There were several limitations in the present study. First, MRI and CFD was performed only in two subjects. However, the design of present study is not a cohort study but an experimental one. Each subject has millions of sample points, which is sufficient to validate the flow in the aortic arch including flow separation and acceleration of the flow and vortex. The validation was performed experimentally in two subjects, but it would be preferred to perform validation in larger size in a future study. Second, we examined the aortic flow only in the peak systolic phase. Because our segmentation method was based on the velocity profile of PC images, we could not segment the volume of the diastolic phase when the flow velocity was imperceptible from PC imaging. Third, vessel wall was assumed to be rigid, which is reported to affect the wall shear stress [23]. Elastic parameters should be different throughout the aorta, and in the presence of atherosclerosis, these parameters drastically change. However, there is no current way to evaluate the distribution of the elastic property in vivo, and a uniform elastic parameter has been used in literature for calculating the whole aortic arch in FSI. Moreover, in this study, uniform rigid wall boundary conditions were used, which is one of the major limitations of this study. Thus, the flow is validated only in the systolic peak when the effect of the moving vessel wall was smaller and the flow velocity was easier to compare between MRI and CFD. In a future study, validation of the whole cardiac phase using accurate FSI with elastic parameter distributions should be performed. Fourth, the inlet boundary flow profiles may have been insufficient, and in future studies, they should be modeled by considering left ventricular contraction. Future studies should also include flow examinations over the whole cardiac phase in more complicated aortic diseases, such as a highly dilated aorta with aneurysm or an aortic valve stenosis with jet flow.

In conclusion, the flow velocity distributions were well correlated between MRI and CFD in the distal portion, but not in the proximal portion, because the helical flow caused by a twisting ventricle and the flow detachment around the aortic valve were not included in the CFD boundary conditions, whereas secondary flow is mainly formed by the curvature of the aortic arch.

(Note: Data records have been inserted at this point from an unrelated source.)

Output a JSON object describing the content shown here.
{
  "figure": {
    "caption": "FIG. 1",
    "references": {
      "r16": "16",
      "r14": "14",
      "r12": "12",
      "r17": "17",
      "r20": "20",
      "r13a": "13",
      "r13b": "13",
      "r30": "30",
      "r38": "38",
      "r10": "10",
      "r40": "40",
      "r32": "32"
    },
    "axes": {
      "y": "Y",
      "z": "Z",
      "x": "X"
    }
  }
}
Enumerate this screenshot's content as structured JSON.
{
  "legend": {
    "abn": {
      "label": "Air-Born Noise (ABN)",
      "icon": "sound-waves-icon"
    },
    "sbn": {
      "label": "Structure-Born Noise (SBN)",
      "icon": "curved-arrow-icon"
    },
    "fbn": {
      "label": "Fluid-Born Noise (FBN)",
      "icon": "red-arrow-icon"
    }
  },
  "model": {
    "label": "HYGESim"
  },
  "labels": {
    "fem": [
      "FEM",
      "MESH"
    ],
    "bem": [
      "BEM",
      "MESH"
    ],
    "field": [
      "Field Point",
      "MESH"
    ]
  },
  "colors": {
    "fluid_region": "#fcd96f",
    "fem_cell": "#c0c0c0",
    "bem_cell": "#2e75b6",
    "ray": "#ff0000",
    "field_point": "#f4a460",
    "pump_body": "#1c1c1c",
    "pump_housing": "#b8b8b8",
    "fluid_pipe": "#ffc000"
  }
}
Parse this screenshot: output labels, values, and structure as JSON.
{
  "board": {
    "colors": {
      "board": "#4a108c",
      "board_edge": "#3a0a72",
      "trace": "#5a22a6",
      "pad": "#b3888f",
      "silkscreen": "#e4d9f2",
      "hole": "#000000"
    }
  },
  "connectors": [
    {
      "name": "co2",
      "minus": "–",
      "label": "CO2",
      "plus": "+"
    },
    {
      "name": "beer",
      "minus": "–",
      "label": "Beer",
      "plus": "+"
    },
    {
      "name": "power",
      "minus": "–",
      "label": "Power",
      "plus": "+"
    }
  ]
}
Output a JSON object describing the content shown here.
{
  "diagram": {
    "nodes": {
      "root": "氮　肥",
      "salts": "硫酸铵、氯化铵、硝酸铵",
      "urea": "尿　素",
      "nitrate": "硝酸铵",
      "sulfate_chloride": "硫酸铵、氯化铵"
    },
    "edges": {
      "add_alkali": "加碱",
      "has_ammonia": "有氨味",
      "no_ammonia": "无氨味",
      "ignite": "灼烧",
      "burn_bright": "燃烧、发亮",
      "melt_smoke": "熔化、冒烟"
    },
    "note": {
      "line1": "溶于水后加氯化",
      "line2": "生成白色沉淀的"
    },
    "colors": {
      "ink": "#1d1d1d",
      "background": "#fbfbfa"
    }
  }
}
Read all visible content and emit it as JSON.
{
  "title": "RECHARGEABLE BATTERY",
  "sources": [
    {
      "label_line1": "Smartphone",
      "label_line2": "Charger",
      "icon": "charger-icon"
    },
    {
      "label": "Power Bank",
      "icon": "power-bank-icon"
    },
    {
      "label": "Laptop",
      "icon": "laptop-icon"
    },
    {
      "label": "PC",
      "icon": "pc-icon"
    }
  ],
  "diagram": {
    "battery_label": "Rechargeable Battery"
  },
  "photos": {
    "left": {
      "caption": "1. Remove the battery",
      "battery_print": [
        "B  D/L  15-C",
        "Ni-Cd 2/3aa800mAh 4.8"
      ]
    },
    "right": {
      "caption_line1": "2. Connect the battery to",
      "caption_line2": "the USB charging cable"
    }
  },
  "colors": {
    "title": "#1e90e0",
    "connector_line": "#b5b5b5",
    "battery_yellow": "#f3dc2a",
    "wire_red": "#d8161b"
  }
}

The velocity magnitude of MRI was underestimated in smaller vessels, such as neck branches or DAo. Among the three turbulence computations, the RNG k–ε model achieved the strongest correlation with MRI. The WSS estimate was lower in the 4D Flow MRI than in CFD because of the low spatial resolution and underestimation of the velocity magnitude, but the WSS distribution was similar. The EL value was also lower in MRI, and it is assumed that low spatial resolution caused underestimation of EL in the boundary layer.